J’ai fait une galerie de portraits de ma personne. Après le Tourbillon I où je raconte ma vie de Dakar à Abidjan, d’une victime qui prend le fouet d’une répression par ricochet et puis qui se réveille pour prendre sa responsabilité, essai de se frayer un passage, dans le cadre d’un combat, intellectuel bien sûr. Enfin, cette victime qui rentre sa tête, essaie donc de combattre avec l’arme, intellectuelle naturellement. Le deuxième volume de Tourbillon s’intitule le combat une victime qui s’épanoui de sa légitimité sans avoir à s’excuser, outre mesure.

Et vint le Tourbillon III…

Non ! Le troisième volume du Tourbillon est en gestation. Cela dit, le mot tourbillon est une métaphore. J’explique comment le pays est gagné parce que je qualifie de tourbillon. Au début, je pensais que j’étais seule, mais je me suis rendue compte que c’est tout le pays qui est affecté par ce phénomène étrange. Même nos dirigeants en sont envahis. C’est la déstabilisation totale. Il faut qu’on y arrive. Le tourbillon, c’est lorsque vous êtes déstabiliser, vous vous battez pour en sortir.

Etes-vous optimistes que l’on sortira un jour de ce tourbillon  ?

Pas pour le moment, je reste profondément pessimiste. Parce qu’il existe encore de gros problèmes de réconciliation en Guinée. Vous savez que le tissu social n’a jamais été autant déchiré dans notre pays. Les Guinéens se regardent en chiens de faïence, en oubliant leurs problèmes communs, la pauvreté. Les gens ne se demandent plus comment trouver à manger, à envoyer les enfants à l’école… , et pourtant, la pauvreté frappe tout le monde pendant qu’on s’affronte sur le terrain ethnique alors que les solutions à nos problèmes sont ailleurs. Par la faute des politiques. Dommage que les enfants suivent la même itinéraire. C’est en cela que je suis pessimiste. Sinon, le métissage est tellement important qu’en Guinée les choses devaient se passer autrement. Aller à l’hôpital, la maladie n’a pas d’ethnie. Mais, de nos jours, rien que par ton ethnie, tu es classé.

Comptez-vous tirer un profit dans votre production littéraire ?

Non ! Pas du tout. En écrivant Le Tourbillon, j’ai juste voulu témoigner sur ma vie, sur mon environnement, mes proches et la Guinée. J’ai voulu expliquer que la solution aux problèmes guinéens ne se situe pas dans l‘assassinat politique. Ce n’est pas parce que l’on n’est pas de la même ethnie, du même camp politique que l’on est des ennemis.

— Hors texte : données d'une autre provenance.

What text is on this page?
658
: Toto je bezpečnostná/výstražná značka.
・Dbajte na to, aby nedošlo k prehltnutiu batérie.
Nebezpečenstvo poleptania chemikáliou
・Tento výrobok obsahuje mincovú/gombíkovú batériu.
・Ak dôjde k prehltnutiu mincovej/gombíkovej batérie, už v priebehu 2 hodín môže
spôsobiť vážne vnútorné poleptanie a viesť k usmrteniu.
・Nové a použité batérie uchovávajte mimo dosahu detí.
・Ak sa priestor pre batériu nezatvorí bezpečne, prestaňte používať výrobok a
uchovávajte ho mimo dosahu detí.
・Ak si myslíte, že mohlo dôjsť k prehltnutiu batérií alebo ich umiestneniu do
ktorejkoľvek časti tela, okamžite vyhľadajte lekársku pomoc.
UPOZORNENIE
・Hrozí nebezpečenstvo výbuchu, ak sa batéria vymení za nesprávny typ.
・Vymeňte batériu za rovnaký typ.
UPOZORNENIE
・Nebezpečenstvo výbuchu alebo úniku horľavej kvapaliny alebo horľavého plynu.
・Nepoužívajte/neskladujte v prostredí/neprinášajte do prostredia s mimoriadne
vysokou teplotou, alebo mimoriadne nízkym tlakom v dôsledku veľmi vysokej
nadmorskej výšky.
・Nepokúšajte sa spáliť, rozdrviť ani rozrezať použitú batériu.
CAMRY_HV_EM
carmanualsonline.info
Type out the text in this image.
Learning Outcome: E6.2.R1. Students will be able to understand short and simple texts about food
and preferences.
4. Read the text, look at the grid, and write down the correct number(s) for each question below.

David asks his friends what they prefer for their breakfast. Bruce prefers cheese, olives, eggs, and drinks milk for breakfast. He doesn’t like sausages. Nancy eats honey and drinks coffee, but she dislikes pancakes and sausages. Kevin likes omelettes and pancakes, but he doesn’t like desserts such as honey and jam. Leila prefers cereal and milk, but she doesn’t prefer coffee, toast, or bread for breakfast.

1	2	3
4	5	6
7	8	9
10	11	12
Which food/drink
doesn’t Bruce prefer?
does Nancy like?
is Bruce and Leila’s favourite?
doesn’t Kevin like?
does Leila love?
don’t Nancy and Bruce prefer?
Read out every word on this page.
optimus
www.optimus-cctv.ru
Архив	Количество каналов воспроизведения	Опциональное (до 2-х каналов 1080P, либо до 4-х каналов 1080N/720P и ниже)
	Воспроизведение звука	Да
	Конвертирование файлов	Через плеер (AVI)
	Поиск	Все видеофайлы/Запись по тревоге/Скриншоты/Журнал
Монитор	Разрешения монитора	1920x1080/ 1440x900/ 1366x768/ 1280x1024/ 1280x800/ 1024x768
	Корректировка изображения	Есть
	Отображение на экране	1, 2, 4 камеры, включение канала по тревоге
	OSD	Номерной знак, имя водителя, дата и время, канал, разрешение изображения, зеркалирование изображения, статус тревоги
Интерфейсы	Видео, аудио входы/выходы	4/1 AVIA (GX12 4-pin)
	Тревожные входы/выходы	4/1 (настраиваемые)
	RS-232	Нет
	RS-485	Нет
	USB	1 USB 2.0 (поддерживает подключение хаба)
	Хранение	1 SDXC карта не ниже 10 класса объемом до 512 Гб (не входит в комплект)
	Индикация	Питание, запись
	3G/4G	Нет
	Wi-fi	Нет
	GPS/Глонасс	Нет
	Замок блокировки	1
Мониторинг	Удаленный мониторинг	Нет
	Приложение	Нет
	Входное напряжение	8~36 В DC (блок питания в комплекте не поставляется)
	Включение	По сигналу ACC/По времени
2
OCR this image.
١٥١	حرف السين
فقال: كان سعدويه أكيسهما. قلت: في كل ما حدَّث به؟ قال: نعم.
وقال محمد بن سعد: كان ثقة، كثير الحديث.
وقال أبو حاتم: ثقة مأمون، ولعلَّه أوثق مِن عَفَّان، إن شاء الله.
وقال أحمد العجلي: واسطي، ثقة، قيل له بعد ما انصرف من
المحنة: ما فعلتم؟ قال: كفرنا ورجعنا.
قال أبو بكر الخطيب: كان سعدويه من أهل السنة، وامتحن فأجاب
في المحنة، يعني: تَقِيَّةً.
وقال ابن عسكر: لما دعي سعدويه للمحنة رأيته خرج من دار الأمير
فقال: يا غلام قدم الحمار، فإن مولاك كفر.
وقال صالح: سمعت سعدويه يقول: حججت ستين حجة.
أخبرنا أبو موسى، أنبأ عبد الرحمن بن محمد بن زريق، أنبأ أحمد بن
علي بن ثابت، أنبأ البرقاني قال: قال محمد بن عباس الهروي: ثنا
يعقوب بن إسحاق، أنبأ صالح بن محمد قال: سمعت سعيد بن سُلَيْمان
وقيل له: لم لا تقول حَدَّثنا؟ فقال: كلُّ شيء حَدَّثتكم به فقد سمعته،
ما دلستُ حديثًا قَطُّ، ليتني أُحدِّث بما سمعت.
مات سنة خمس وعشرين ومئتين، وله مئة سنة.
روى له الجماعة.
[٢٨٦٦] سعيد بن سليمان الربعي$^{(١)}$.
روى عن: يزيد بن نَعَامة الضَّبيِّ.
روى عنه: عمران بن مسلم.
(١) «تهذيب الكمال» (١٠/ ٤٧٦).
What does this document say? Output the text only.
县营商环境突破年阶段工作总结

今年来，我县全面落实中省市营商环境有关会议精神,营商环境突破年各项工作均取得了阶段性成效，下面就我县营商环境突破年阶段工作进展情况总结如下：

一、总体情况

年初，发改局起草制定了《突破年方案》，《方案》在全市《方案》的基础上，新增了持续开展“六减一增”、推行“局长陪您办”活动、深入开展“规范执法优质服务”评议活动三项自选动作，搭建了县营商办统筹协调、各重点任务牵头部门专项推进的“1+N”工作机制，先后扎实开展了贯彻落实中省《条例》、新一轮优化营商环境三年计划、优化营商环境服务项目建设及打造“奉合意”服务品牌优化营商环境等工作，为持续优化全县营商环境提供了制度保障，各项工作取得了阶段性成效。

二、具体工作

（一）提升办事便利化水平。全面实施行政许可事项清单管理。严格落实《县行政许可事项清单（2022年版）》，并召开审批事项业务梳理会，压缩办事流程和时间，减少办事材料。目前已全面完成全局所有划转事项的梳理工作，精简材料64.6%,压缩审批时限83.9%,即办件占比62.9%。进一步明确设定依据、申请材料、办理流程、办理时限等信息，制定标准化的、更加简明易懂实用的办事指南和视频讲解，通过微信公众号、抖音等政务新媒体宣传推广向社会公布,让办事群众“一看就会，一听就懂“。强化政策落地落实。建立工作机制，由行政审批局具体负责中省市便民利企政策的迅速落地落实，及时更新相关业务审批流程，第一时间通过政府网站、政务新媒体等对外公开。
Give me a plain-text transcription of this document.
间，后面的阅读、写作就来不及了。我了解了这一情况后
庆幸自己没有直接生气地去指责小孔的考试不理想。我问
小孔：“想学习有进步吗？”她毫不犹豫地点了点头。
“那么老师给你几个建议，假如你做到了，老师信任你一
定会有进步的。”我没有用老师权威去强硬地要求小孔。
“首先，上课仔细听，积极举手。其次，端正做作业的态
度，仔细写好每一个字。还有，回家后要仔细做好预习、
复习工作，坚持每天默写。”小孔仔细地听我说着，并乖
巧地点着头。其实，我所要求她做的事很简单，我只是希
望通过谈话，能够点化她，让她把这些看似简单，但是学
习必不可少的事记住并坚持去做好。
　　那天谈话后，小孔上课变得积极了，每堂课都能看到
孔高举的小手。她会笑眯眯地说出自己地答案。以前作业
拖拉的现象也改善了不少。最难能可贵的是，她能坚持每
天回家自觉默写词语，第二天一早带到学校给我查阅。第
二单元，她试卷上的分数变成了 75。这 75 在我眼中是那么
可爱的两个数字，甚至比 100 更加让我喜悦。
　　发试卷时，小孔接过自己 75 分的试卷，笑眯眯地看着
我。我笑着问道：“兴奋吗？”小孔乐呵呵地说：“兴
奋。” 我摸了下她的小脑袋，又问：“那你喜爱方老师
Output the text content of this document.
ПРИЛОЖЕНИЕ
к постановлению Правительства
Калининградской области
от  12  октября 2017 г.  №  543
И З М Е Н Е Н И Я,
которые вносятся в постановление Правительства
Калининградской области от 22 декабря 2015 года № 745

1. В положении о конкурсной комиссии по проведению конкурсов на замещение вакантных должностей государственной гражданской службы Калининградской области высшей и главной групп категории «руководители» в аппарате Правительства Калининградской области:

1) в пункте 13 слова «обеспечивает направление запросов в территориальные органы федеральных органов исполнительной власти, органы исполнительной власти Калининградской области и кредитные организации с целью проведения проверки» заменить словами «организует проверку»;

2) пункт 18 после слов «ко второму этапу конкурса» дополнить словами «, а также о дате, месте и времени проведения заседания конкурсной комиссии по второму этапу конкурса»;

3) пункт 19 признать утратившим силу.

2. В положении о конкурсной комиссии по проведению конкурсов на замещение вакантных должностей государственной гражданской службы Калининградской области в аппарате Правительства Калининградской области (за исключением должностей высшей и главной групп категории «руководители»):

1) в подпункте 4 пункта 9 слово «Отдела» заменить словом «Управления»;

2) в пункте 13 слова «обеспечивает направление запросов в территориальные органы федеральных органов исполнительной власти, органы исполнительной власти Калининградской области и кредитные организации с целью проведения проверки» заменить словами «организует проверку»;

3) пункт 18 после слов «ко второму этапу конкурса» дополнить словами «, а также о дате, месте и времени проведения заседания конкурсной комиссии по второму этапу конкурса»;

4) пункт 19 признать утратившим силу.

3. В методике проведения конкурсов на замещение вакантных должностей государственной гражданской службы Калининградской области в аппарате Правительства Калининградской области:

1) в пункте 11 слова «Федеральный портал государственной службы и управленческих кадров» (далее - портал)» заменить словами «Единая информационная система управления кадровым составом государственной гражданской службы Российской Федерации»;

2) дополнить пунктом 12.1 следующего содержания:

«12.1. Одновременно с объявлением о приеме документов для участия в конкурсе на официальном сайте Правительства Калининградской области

Un mot sur la problématique de la réconciliation nationale...

C’est un gros problème. Dans le Tourbillon II, je fais des esquisses de solutions. Mais, la frange des victimes est tellement grande que tous les Guinéens doivent se donner les mains dans le cadre d’un combat commun. Parce qu’il s’agit dans le cas précis de la Guinée de violence d’Etat. Il se trouve que, chaque Président qui arrive aux affaires refile le bébé à son successeur. Pour cela, il va falloir que quelqu’un prenne désormais ces problèmes à bras le corps, pour qu’on en finisse pour de bon.